How to Identify Your Bad Financial Habits

One day you might come to the sudden realization: I’m not where I want to be financially.

Perhaps you thought you would’ve paid off your debt by now, or maybe you think you should be closer to buying a home. Most of us set financial goals for ourselves, but reaching these goals is much easier said than done. Several factors can slow down or hinder progress, and often times, we don’t reach goals because bad money habits hold us back.

Revamping your personal finances is one way to get back on track. But before you can do this, you have to identify your bad financial habits.

1. Track your spending to see why you don’t have extra money

Reaching many financial goals requires disposable income. If you earn a decent salary, yet never have extra cash, this can say a lot about your budgeting habits. The first step to identifying bad financial habits is tracking your spending.

For an entire month, write down everything you purchase or save receipts. This includes purchases for groceries, entertainment and miscellaneous expenses. At the end of the month, review your spending patterns. A self-evaluation might be the epiphany you need. For example, you may realize that you’re spending a large percentage of your disposable income eating out, or maybe you have a bad habit of impulse shopping and buying things you don’t need. Both habits can make it seem like you never have money.
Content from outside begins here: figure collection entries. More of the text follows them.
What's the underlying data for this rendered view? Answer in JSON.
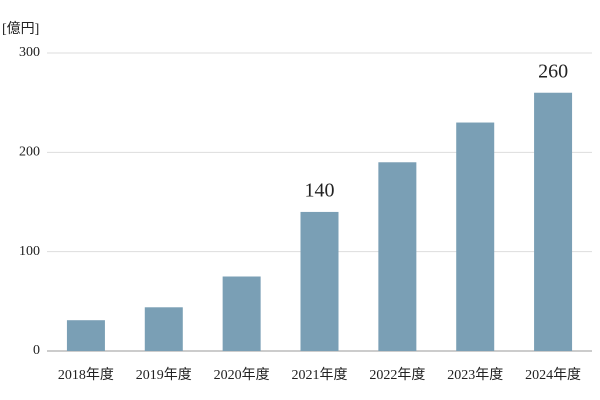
{
  "chart_data": {
    "type": "bar",
    "unit_label": "[億円]",
    "categories": [
      "2018年度",
      "2019年度",
      "2020年度",
      "2021年度",
      "2022年度",
      "2023年度",
      "2024年度"
    ],
    "values": [
      31,
      44,
      75,
      140,
      190,
      230,
      260
    ],
    "value_labels": [
      null,
      null,
      null,
      "140",
      null,
      null,
      "260"
    ],
    "color": "#7a9fb5",
    "ylim": [
      0,
      300
    ],
    "yticks": [
      0,
      100,
      200,
      300
    ],
    "grid": true
  }
}
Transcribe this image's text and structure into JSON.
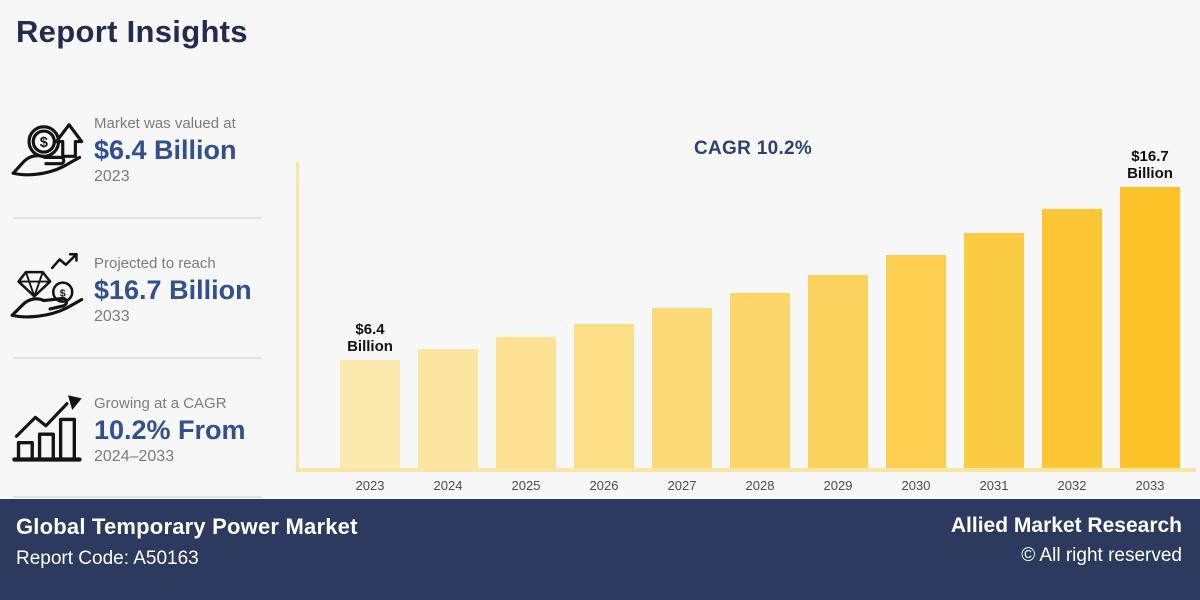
{
  "page": {
    "title": "Report Insights",
    "background_color": "#f7f7f8",
    "title_color": "#232b4f",
    "accent_blue": "#31508d"
  },
  "stats": [
    {
      "icon": "hand-coin-arrow-icon",
      "label": "Market was valued at",
      "value": "$6.4 Billion",
      "period": "2023"
    },
    {
      "icon": "hand-gem-growth-icon",
      "label": "Projected to reach",
      "value": "$16.7 Billion",
      "period": "2033"
    },
    {
      "icon": "growth-bars-arrow-icon",
      "label": "Growing at a CAGR",
      "value": "10.2% From",
      "period": "2024–2033"
    }
  ],
  "chart_data": {
    "type": "bar",
    "title": "CAGR 10.2%",
    "unit": "USD Billion",
    "categories": [
      "2023",
      "2024",
      "2025",
      "2026",
      "2027",
      "2028",
      "2029",
      "2030",
      "2031",
      "2032",
      "2033"
    ],
    "values": [
      6.4,
      7.1,
      7.8,
      8.6,
      9.5,
      10.4,
      11.5,
      12.7,
      14.0,
      15.4,
      16.7
    ],
    "annotations": [
      {
        "category": "2023",
        "lines": [
          "$6.4",
          "Billion"
        ]
      },
      {
        "category": "2033",
        "lines": [
          "$16.7",
          "Billion"
        ]
      }
    ],
    "ylim": [
      0,
      17.5
    ],
    "grid": false,
    "legend": false,
    "bar_color_start": "#FCE9AE",
    "bar_color_end": "#FBC328",
    "axis_color": "#F8E5A3",
    "annotation_color": "#111111",
    "title_color": "#2D4176"
  },
  "footer": {
    "market": "Global Temporary Power Market",
    "report_code": "Report Code: A50163",
    "company": "Allied Market Research",
    "rights": "© All right reserved",
    "background_color": "#2b3a5e"
  }
}
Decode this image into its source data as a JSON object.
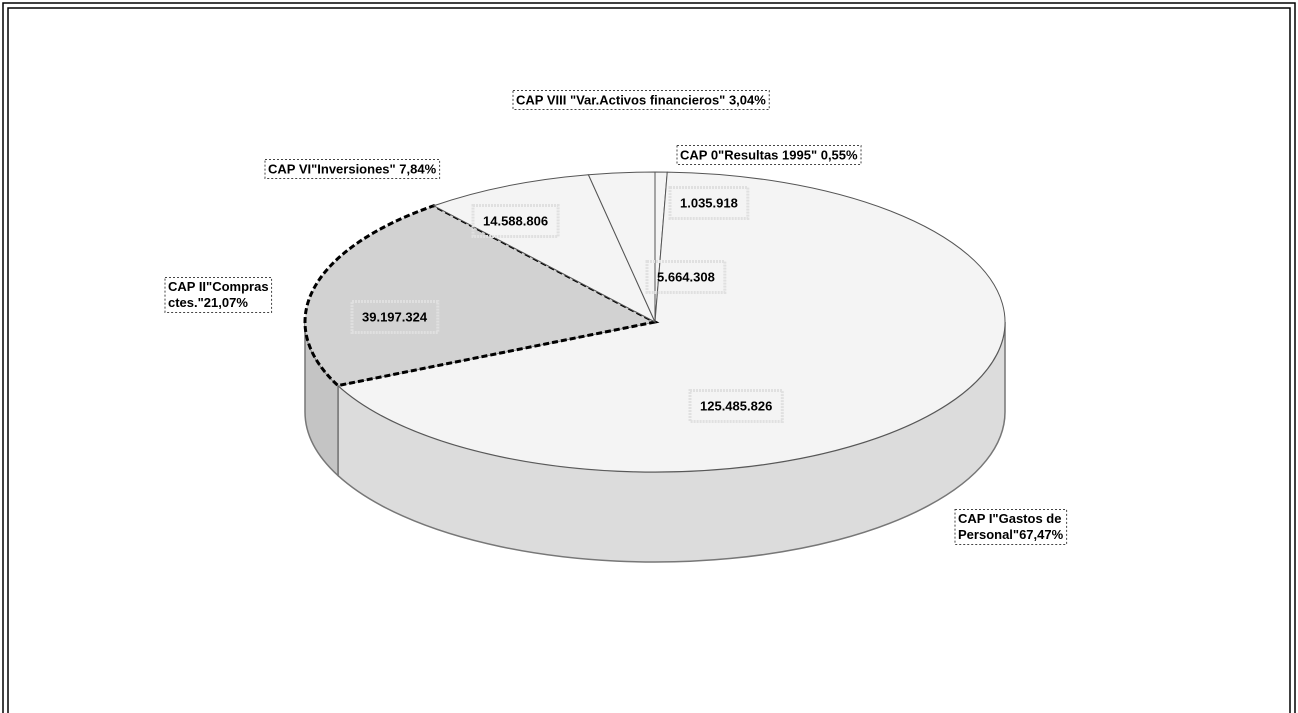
{
  "chart_data": {
    "type": "pie3d",
    "categories": [
      "CAP 0\"Resultas 1995\" 0,55%",
      "CAP I\"Gastos de\nPersonal\"67,47%",
      "CAP II\"Compras\nctes.\"21,07%",
      "CAP VI\"Inversiones\" 7,84%",
      "CAP VIII \"Var.Activos financieros\" 3,04%"
    ],
    "values": [
      1035918,
      125485826,
      39197324,
      14588806,
      5664308
    ],
    "value_labels": [
      "1.035.918",
      "125.485.826",
      "39.197.324",
      "14.588.806",
      "5.664.308"
    ],
    "colors": [
      "#f4f4f4",
      "#f4f4f4",
      "#d2d2d2",
      "#f4f4f4",
      "#f4f4f4"
    ]
  }
}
But the real issue isn’t lack of money, but rather you’re spending money on the wrong things.

2. Observe how others manage their money

If you’re always broke and you don’t know why, take a lesson from your friends or relatives. If you know someone who’s financial savvy, observe this person, ask questions and learn their secrets.

This person might be depositing 10% of his or her pay into savings each pay period. Do you do this? Or this person may save up for months or years to buy an item, rather than going into debt. Do you do this?

Observing how others manage their money can reveal a few of your bad habits. For example, you might ignore feeding your savings account, but instead spend money on things you don’t need. And rather than exercise financial patience and save up, you might use a credit card for items you can’t afford.

3. Observe how your children manage money

You can also learn a lot about your bad financial habits by observing your children.

Children -- whether young or adults -- typically imitate the financial habits of their parents. So, if your children can’t budget their money, or they’re always spending money on things they don’t need and they don’t see the importance of paying bills on time, take a long hard look at yourself. Did they learn these lessons from you?

4. Get a financial advisor

Working with a financial advisor can point you in the right direction. A financial advisor can help in every aspect of personal finance, from saving money to buying life insurance. It’s their job to dig deep into your situation, listen to your concerns and offer suggestions to help you overcome bad financial habits.

Identifying bad money habits is one of the first steps to improving your personal finances. After making changes to the way you spend money, you may enjoy more disposable income -- which puts you closer to reaching financial goals, such as saving for a house and paying off debt.